Este livro é sim marcado por muitas cenas sensuais, que são escritas de forma belíssima, e muito erotismo, mas não se resume a isso. Também não se resume ao romance entre Gabriela e Nacib, ainda que este seja o enredo principal.

Jorge Amado consegue pintar nitidamente os cenários de Ilhéus e seus lugares pitorescos e peculiares, enquanto dá uma aula de história brasileira, narrando a política local, os valores morais, a hipocrisia social, e a economia centrada no cacau.

Este livro também proporciona uma viagem através dos dilemas emocionais desse casal tão diferente e tão apaixonado, que personificam a oposição entre os costumes tradicionais e a modernidade, o culto e o popular, a contenção e a libertação.

De um lado, há a coragem de Nacib em superar seus preconceitos sociais e casar-se com Gabriela, duelando com seus princípios e valores e com suas noções sociais sobre bons costumes e o papel que uma esposa deve desempenhar.

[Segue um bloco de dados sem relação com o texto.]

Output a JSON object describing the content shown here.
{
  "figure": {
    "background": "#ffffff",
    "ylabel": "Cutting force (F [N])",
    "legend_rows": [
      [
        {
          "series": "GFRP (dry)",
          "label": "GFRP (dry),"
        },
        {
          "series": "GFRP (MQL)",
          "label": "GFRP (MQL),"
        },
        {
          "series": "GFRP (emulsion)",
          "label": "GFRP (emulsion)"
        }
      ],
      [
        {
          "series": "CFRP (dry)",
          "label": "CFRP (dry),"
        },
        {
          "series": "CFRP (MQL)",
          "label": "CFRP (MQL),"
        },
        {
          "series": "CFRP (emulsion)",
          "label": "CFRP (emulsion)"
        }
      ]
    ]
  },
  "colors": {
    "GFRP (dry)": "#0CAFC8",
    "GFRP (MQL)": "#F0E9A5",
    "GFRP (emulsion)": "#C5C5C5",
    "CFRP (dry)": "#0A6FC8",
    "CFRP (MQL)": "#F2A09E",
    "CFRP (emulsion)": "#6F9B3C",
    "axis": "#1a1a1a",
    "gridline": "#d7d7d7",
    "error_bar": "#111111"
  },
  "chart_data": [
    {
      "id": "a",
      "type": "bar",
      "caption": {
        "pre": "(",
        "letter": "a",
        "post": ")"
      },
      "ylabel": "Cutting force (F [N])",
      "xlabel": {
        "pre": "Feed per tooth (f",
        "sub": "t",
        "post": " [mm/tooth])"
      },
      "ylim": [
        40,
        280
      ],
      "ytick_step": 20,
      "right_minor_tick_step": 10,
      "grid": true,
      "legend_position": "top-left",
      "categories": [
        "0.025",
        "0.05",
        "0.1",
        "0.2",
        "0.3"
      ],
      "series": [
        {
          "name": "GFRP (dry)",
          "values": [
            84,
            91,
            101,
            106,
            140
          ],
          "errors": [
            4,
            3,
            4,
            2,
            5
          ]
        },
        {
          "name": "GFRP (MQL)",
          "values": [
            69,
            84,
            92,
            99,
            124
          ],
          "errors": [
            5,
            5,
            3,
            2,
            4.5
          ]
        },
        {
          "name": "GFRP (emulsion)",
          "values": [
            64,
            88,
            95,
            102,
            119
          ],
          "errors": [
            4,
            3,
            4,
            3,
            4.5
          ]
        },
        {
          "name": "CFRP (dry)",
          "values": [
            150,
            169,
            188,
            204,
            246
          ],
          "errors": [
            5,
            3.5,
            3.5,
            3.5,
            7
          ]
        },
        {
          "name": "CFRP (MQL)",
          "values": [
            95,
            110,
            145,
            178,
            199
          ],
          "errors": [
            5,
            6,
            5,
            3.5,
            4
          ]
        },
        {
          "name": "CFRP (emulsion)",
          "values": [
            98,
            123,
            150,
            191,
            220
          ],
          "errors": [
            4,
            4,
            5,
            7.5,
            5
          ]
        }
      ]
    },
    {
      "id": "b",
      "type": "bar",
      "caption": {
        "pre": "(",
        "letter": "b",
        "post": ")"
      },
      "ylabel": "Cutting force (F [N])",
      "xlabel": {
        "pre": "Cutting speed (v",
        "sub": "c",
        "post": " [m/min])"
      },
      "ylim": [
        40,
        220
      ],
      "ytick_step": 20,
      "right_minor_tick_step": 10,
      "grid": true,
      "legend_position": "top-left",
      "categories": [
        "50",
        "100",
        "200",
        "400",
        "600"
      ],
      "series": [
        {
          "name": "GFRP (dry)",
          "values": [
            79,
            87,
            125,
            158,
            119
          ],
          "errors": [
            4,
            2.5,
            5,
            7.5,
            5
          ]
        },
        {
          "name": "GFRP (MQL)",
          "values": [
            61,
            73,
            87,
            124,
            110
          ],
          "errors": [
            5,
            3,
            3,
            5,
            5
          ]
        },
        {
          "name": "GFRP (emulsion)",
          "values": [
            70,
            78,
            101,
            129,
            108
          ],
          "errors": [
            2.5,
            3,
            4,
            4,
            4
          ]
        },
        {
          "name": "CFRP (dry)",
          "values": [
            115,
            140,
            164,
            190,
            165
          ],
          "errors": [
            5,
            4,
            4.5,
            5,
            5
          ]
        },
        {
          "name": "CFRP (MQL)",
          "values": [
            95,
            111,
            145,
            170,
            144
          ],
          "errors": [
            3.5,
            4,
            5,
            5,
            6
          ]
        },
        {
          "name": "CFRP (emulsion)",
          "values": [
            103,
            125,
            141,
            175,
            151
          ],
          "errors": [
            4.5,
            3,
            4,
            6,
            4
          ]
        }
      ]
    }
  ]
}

Ao mesmo tempo, Gabriela sofre em ter que limitar seus desejos e refrear suas vontades em nome de seu amor por Nacib e seus anseios em fazê-lo feliz e portar-se da maneira que ele julga digna, morrendo aos poucos em nome do amor, afastando-se de sua essência que clama por liberdade.

Essa personagem precursora e audaciosa, tão à frente do seu tempo, provoca tantas reflexões sobre a sociedade, ainda nos dias atuais, e sobre como nosso comportamento em muitos aspectos são conduzidos pelas demandas alheias, muito mais do que por nossa própria vontade ou intenção.

“Tem certas flores, você já reparou?, que são belas e perfumadas enquanto estão nos galhos, nos jardins. Levadas pros jarros, mesmo jarros de prata, ficam murchas e morrem”.

Gabriela é dotada de uma sensibilidade quase inocente que torna impossível ao viajante não se afeiçoar por ela e não querer experimentar a seu lado todos os prazeres que lhe movem e lhe fascinam.

Faça as malas e percorra as ruas peculiares de Ilhéus na década de 20, observando a cultura, a arquitetura e a história dessa cidade baiana, enquanto se delicia com as aventuras de Gabriela e se deixa levar pelo seu romance com Nacib, nesta leitura delicada, deliciosa e memorável.

Vamos viajar?

P.S. – Além de Gabriela, Cravo e Canela, segue uma humilde lista dos livros que eu mais gostei de ler do Jorge Amado: Dona Flor e seus dois maridos, Tieta do Agreste, Capitães da Areia e Terras do Sem-fim.